Natika Halil, chief executive of FPA, said: “Some couples might choose to rely on withdrawal but this can be notoriously difficult to get right so your risk of pregnancy is quite high.”
“Because it can be so hard to use withdrawal correctly and consistently, we don’t consider it reliable enough to count as a method of contraception and recommend instead choosing one of the 15 contraceptive methods available.”
“The only way for it to be more reliable is to do it correctly and consistently every time, but this can be hard for many people to achieve.”
And Halil said another major concern is that unlike condoms, the withdrawal method doesn’t protect at all against sexually transmitted disease.
So not only are fans of the “pulling out” method risking becoming a parent, they’re also risking another nasty surprise in the form of an STD (some of which you can’t cure)!

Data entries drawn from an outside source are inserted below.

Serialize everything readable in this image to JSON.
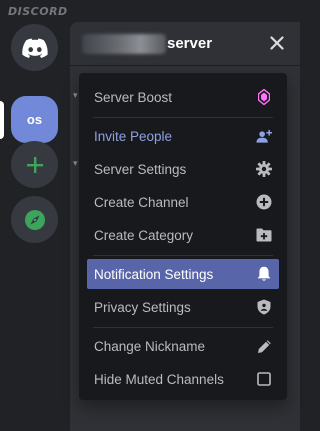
{
  "app": {
    "wordmark": "DISCORD"
  },
  "rail": {
    "items": [
      {
        "name": "home",
        "icon": "discord-logo-icon"
      },
      {
        "name": "server",
        "label": "os",
        "selected": true
      },
      {
        "name": "add-server",
        "icon": "plus-icon"
      },
      {
        "name": "explore",
        "icon": "compass-icon"
      }
    ]
  },
  "header": {
    "server_name": "server",
    "close_icon": "close-icon"
  },
  "menu": {
    "items": [
      {
        "label": "Server Boost",
        "icon": "boost-gem-icon"
      },
      {
        "label": "Invite People",
        "icon": "add-person-icon"
      },
      {
        "label": "Server Settings",
        "icon": "gear-icon"
      },
      {
        "label": "Create Channel",
        "icon": "plus-circle-icon"
      },
      {
        "label": "Create Category",
        "icon": "folder-plus-icon"
      },
      {
        "label": "Notification Settings",
        "icon": "bell-icon",
        "highlighted": true
      },
      {
        "label": "Privacy Settings",
        "icon": "shield-icon"
      },
      {
        "label": "Change Nickname",
        "icon": "pencil-icon"
      },
      {
        "label": "Hide Muted Channels",
        "icon": "checkbox-icon",
        "checked": false
      }
    ]
  },
  "colors": {
    "accent": "#7289da",
    "highlight": "#5865a8",
    "invite": "#8ea1e1",
    "boost": "#ff73fa",
    "add_green": "#3ba55d"
  }
}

Last year a survey revealed that more women in Europe were relying on the withdrawal method than anywhere else in the world.
The results, which came from analysis of a UN report by Superdrug, show that 7.8 percent of couples use the method, even though it is one of the least reliable — with a 27 percent failure rate in couples who don’t time it perfectly.
Halil added: “It’s estimated that approximately 4 to 6 percent of women in the UK may be using withdrawal.”
“It may often be used in relationships, where couples may be more relaxed about whether or not they get pregnant.”
“A bad experience on another type of contraception, or concerns about side effects, can also contribute to people deciding to try withdrawal.”